Senator GREIG (9:22 PM) —I rise tonight to speak on the Marriage Amendment Bill 2002. The marriage celebrants program was established, as Senator Ludwig said quite rightly, over 25 years ago by the then Attorney-General, Lionel Murphy, providing an alternative for couples between a religious marriage ceremony and the registry office. The Australian Democrats are happy to be supporting the wide-ranging marriage celebrants reform proposals that have now emerged from a four-year review of the program. When the program was started in 1973, fewer than one couple in six chose a civil marriage and yet today over half of all marriage ceremonies in Australia are performed by civil celebrants. The program has developed in a fairly ad hoc way with celebrants being selected on the basis of recommendations by members of parliament to a quota system based on demonstrated need in the community and based on Australian Bureau of Statistics data.

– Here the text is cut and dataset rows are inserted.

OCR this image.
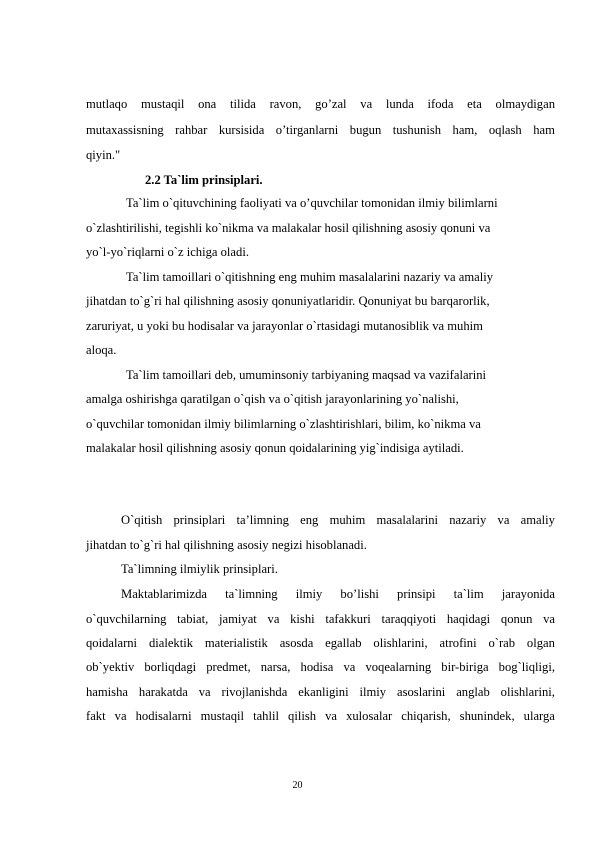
mutlaqo mustaqil ona tilida ravon, go’zal va lunda ifoda eta olmaydigan
mutaxassisning rahbar kursisida o’tirganlarni bugun tushunish ham, oqlash ham
qiyin."
2.2 Ta`lim prinsiplari.
Ta`lim o`qituvchining faoliyati va o’quvchilar tomonidan ilmiy bilimlarni
o`zlashtirilishi, tegishli ko`nikma va malakalar hosil qilishning asosiy qonuni va
yo`l-yo`riqlarni o`z ichiga oladi.
Ta`lim tamoillari o`qitishning eng muhim masalalarini nazariy va amaliy
jihatdan to`g`ri hal qilishning asosiy qonuniyatlaridir. Qonuniyat bu barqarorlik,
zaruriyat, u yoki bu hodisalar va jarayonlar o`rtasidagi mutanosiblik va muhim
aloqa.
Ta`lim tamoillari deb, umuminsoniy tarbiyaning maqsad va vazifalarini
amalga oshirishga qaratilgan o`qish va o`qitish jarayonlarining yo`nalishi,
o`quvchilar tomonidan ilmiy bilimlarning o`zlashtirishlari, bilim, ko`nikma va
malakalar hosil qilishning asosiy qonun qoidalarining yig`indisiga aytiladi.
O`qitish prinsiplari ta’limning eng muhim masalalarini nazariy va amaliy
jihatdan to`g`ri hal qilishning asosiy negizi hisoblanadi.
Ta`limning ilmiylik prinsiplari.
Maktablarimizda ta`limning ilmiy bo’lishi prinsipi ta`lim jarayonida
o`quvchilarning tabiat, jamiyat va kishi tafakkuri taraqqiyoti haqidagi qonun va
qoidalarni dialektik materialistik asosda egallab olishlarini, atrofini o`rab olgan
ob`yektiv borliqdagi predmet, narsa, hodisa va voqealarning bir-biriga bog`liqligi,
hamisha harakatda va rivojlanishda ekanligini ilmiy asoslarini anglab olishlarini,
fakt va hodisalarni mustaqil tahlil qilish va xulosalar chiqarish, shunindek, ularga
20
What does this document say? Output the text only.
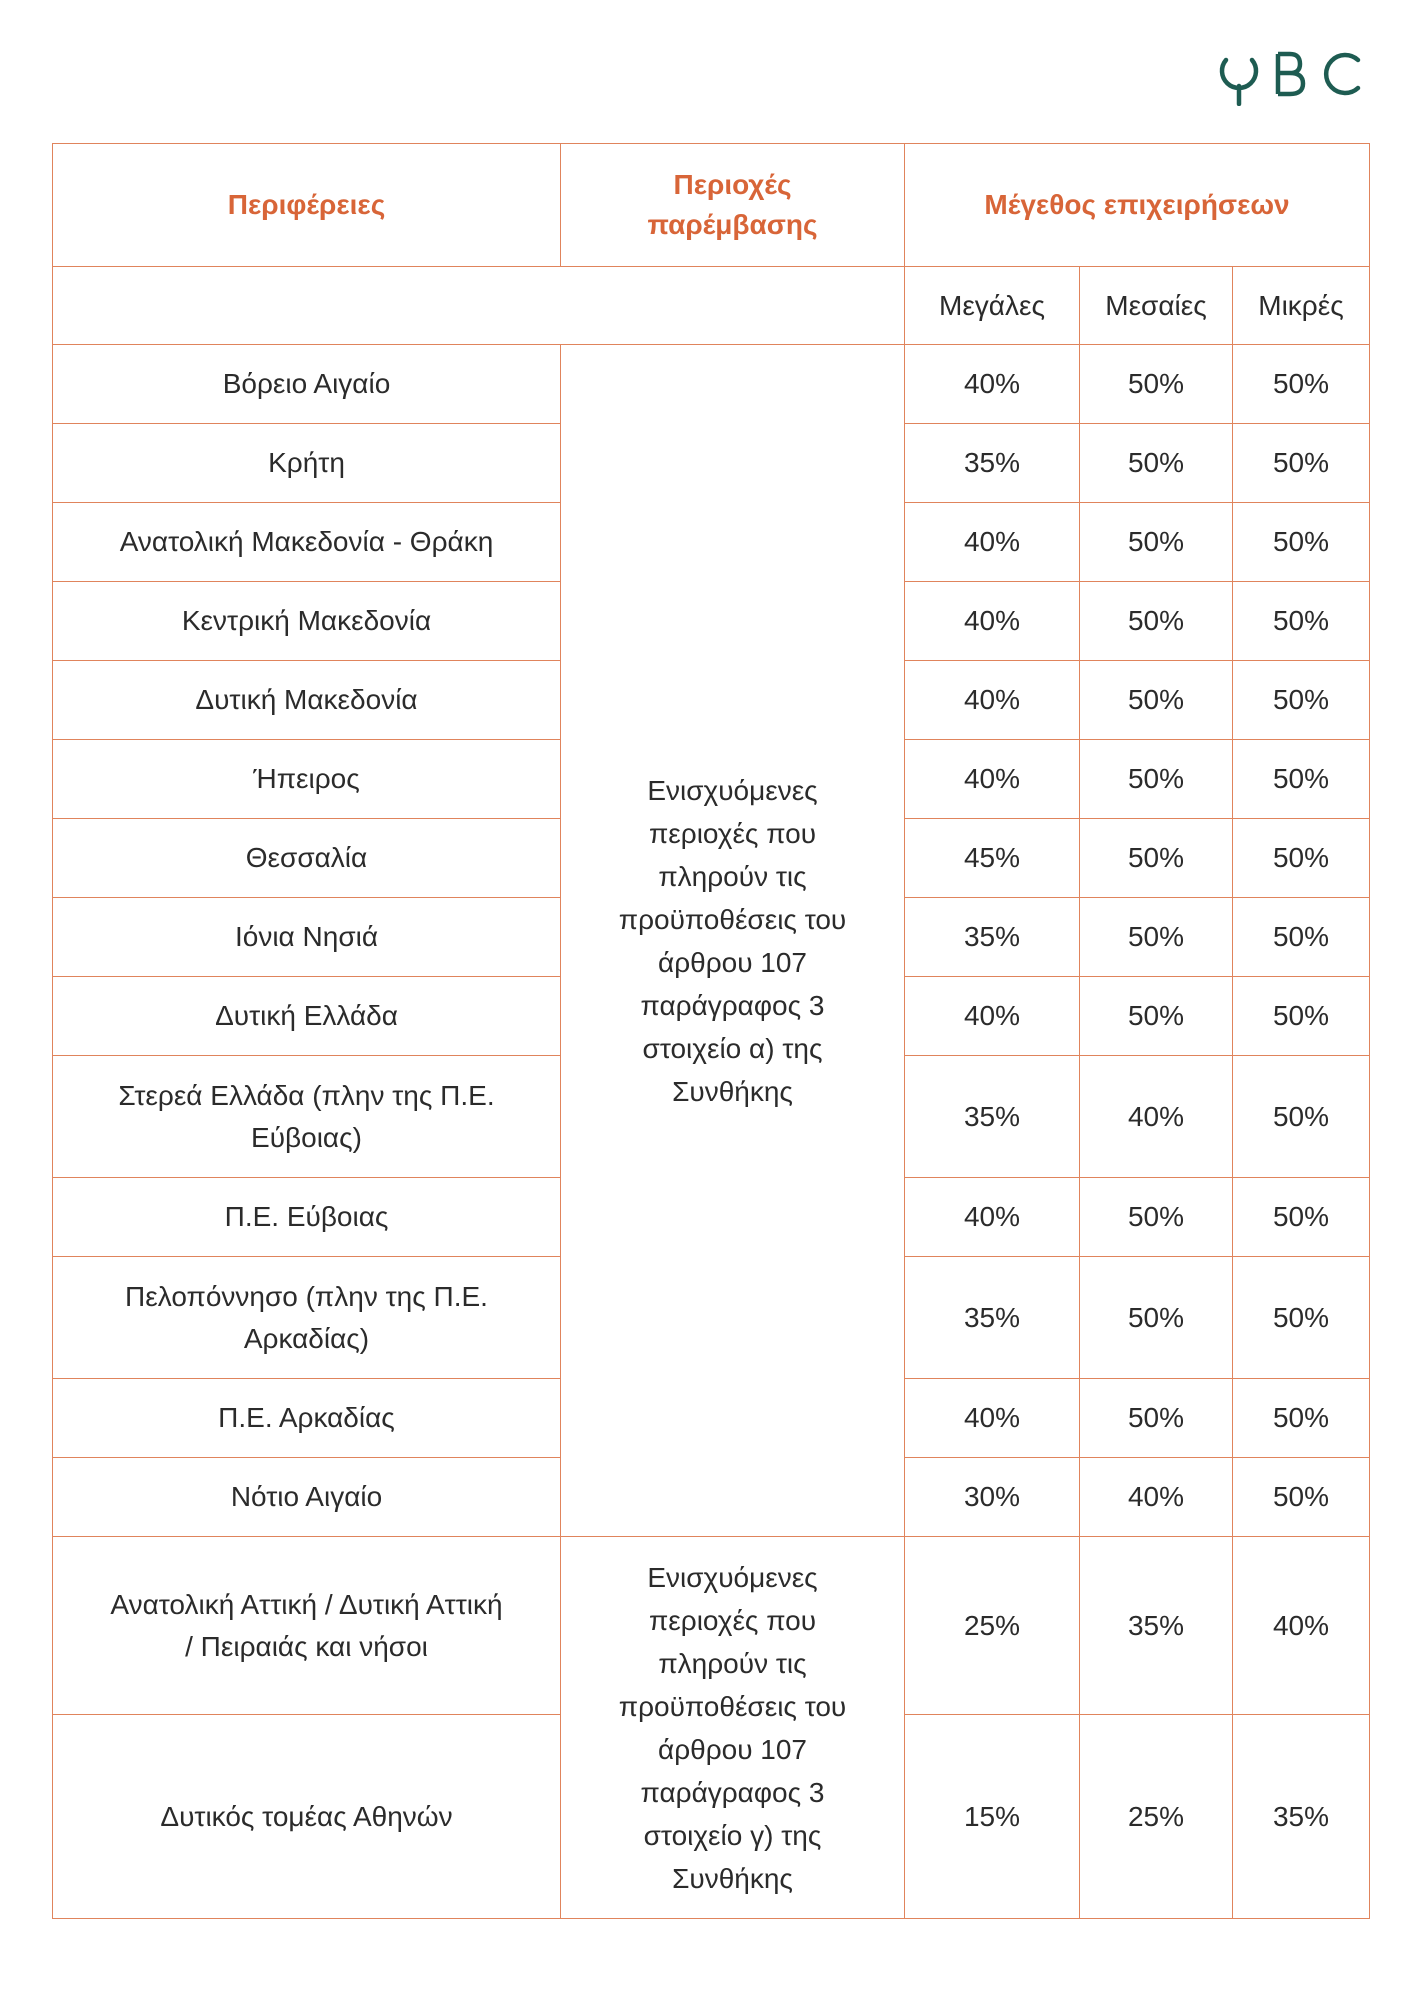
Περιφέρειες	Περιοχές παρέμβασης	Μέγεθος επιχειρήσεων		
		Μεγάλες	Μεσαίες	Μικρές
Βόρειο Αιγαίο	Ενισχυόμενες περιοχές που πληρούν τις προϋποθέσεις του άρθρου 107 παράγραφος 3 στοιχείο α) της Συνθήκης	40%	50%	50%
Κρήτη		35%	50%	50%
Ανατολική Μακεδονία - Θράκη		40%	50%	50%
Κεντρική Μακεδονία		40%	50%	50%
Δυτική Μακεδονία		40%	50%	50%
Ήπειρος		40%	50%	50%
Θεσσαλία		45%	50%	50%
Ιόνια Νησιά		35%	50%	50%
Δυτική Ελλάδα		40%	50%	50%
Στερεά Ελλάδα (πλην της Π.Ε. Εύβοιας)		35%	40%	50%
Π.Ε. Εύβοιας		40%	50%	50%
Πελοπόννησο (πλην της Π.Ε. Αρκαδίας)		35%	50%	50%
Π.Ε. Αρκαδίας		40%	50%	50%
Νότιο Αιγαίο		30%	40%	50%
Ανατολική Αττική / Δυτική Αττική / Πειραιάς και νήσοι	Ενισχυόμενες περιοχές που πληρούν τις προϋποθέσεις του άρθρου 107 παράγραφος 3 στοιχείο γ) της Συνθήκης	25%	35%	40%
Δυτικός τομέας Αθηνών		15%	25%	35%
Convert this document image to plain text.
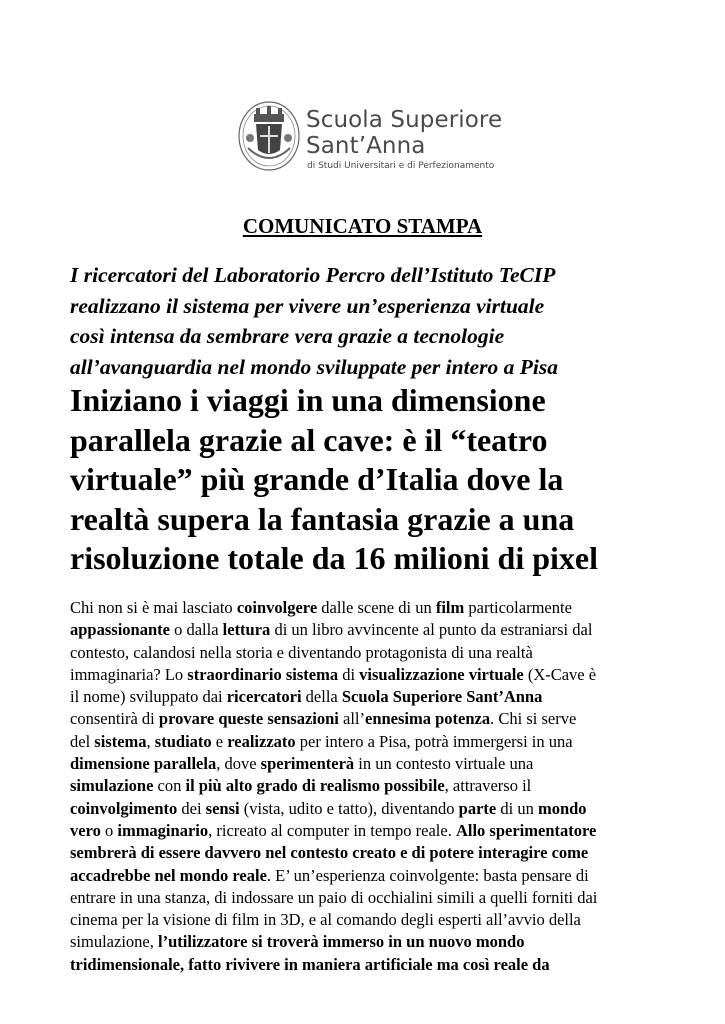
Scuola Superiore
Sant’Anna
di Studi Universitari e di Perfezionamento
COMUNICATO STAMPA
I ricercatori del Laboratorio Percro dell’Istituto TeCIP
realizzano il sistema per vivere un’esperienza virtuale
così intensa da sembrare vera grazie a tecnologie
all’avanguardia nel mondo sviluppate per intero a Pisa
Iniziano i viaggi in una dimensione
parallela grazie al cave: è il “teatro
virtuale” più grande d’Italia dove la
realtà supera la fantasia grazie a una
risoluzione totale da 16 milioni di pixel
Chi non si è mai lasciato coinvolgere dalle scene di un film particolarmente
appassionante o dalla lettura di un libro avvincente al punto da estraniarsi dal
contesto, calandosi nella storia e diventando protagonista di una realtà
immaginaria? Lo straordinario sistema di visualizzazione virtuale (X-Cave è
il nome) sviluppato dai ricercatori della Scuola Superiore Sant’Anna
consentirà di provare queste sensazioni all’ennesima potenza. Chi si serve
del sistema, studiato e realizzato per intero a Pisa, potrà immergersi in una
dimensione parallela, dove sperimenterà in un contesto virtuale una
simulazione con il più alto grado di realismo possibile, attraverso il
coinvolgimento dei sensi (vista, udito e tatto), diventando parte di un mondo
vero o immaginario, ricreato al computer in tempo reale. Allo sperimentatore
sembrerà di essere davvero nel contesto creato e di potere interagire come
accadrebbe nel mondo reale. E’ un’esperienza coinvolgente: basta pensare di
entrare in una stanza, di indossare un paio di occhialini simili a quelli forniti dai
cinema per la visione di film in 3D, e al comando degli esperti all’avvio della
simulazione, l’utilizzatore si troverà immerso in un nuovo mondo
tridimensionale, fatto rivivere in maniera artificiale ma così reale da
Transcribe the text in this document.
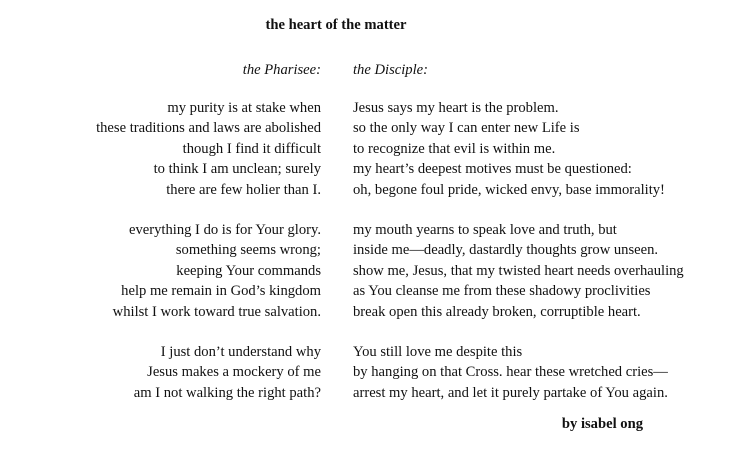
the heart of the matter
the Pharisee:
my purity is at stake when
these traditions and laws are abolished
though I find it difficult
to think I am unclean; surely
there are few holier than I.
everything I do is for Your glory.
something seems wrong;
keeping Your commands
help me remain in God’s kingdom
whilst I work toward true salvation.
I just don’t understand why
Jesus makes a mockery of me
am I not walking the right path?
the Disciple:
Jesus says my heart is the problem.
so the only way I can enter new Life is
to recognize that evil is within me.
my heart’s deepest motives must be questioned:
oh, begone foul pride, wicked envy, base immorality!
my mouth yearns to speak love and truth, but
inside me—deadly, dastardly thoughts grow unseen.
show me, Jesus, that my twisted heart needs overhauling
as You cleanse me from these shadowy proclivities
break open this already broken, corruptible heart.
You still love me despite this
by hanging on that Cross. hear these wretched cries—
arrest my heart, and let it purely partake of You again.
by isabel ong
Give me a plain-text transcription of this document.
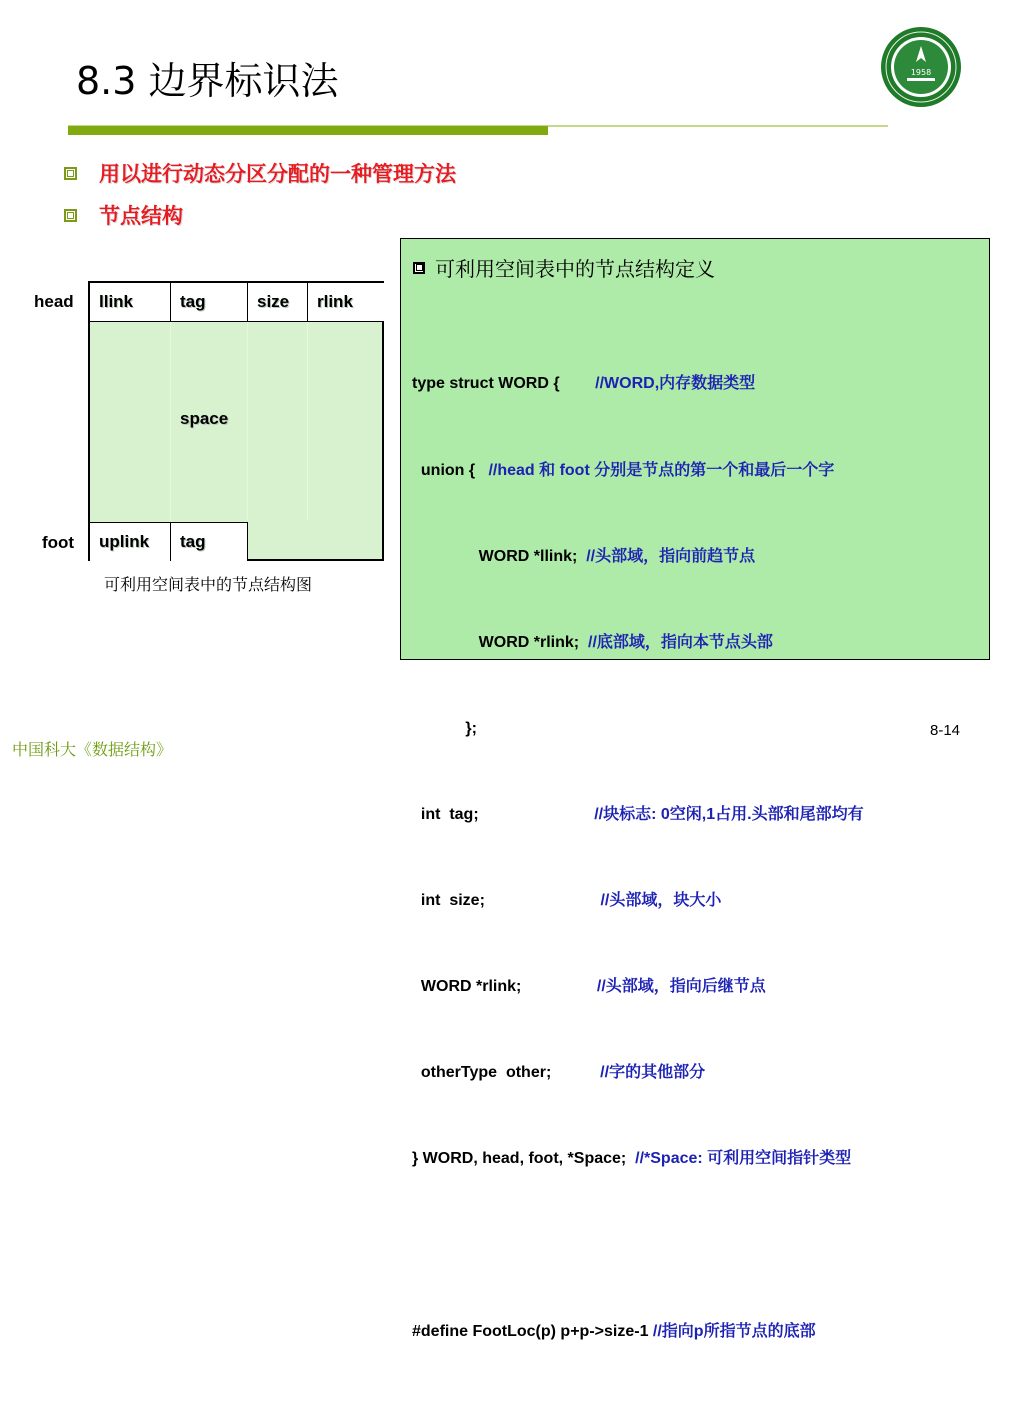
8.3 边界标识法	1958
用以进行动态分区分配的一种管理方法
节点结构
head
foot
llink	tag	size	rlink
space
uplink	tag
可利用空间表中的节点结构图
可利用空间表中的节点结构定义

type struct WORD {        //WORD,内存数据类型

union {   //head 和 foot 分别是节点的第一个和最后一个字

WORD *llink;  //头部域，指向前趋节点

WORD *rlink;  //底部域，指向本节点头部

};

int  tag;                          //块标志: 0空闲,1占用.头部和尾部均有

int  size;                          //头部域，块大小

WORD *rlink;                 //头部域，指向后继节点

otherType  other;           //字的其他部分

} WORD, head, foot, *Space;  //*Space: 可利用空间指针类型

#define FootLoc(p) p+p->size-1 //指向p所指节点的底部

中国科大《数据结构》
8-14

In 1996, the review of the marriage celebrants program was commenced, and the reforms that have emerged four years later are intended to improve the professional standards required of celebrants through appropriate training and ongoing professional development, and to ensure consistent quality service to couples engaging the services of celebrants. Celebrants will also have their role broadened to include information on premarriage and other relationship services.

Other initiatives in the bill include establishing a Registrar of Marriage Celebrants, which will develop a mechanism for complaint handling and maintain the list of registrations of marriage celebrants. There will also be a transition period of five years, during which time the number of celebrants will be limited to a 10 per cent increase each year, preventing a flood of new celebrants on the market.

There are a number of interesting issues which fall within the parameters of this discussion and which I would like to bring the Senate's attention to tonight. The first is the recognition that more and more people are choosing not to marry. The number of people willingly living in de facto relationships, whether of the same or opposite sex, has increased dramatically over the last few decades. So, while the government seems to think that amending the Marriage Act in relation to civil celebrants is a positive step forward, it fails to recognise the huge numbers of people for whom marriage has no attraction—whether church based or done through civil celebrant processes. I think the government needs to broaden its legislative scope to recognise the great diversity in modern relationships with legislation that recognises and protects all long-term and consenting relationships—especially those where children are involved.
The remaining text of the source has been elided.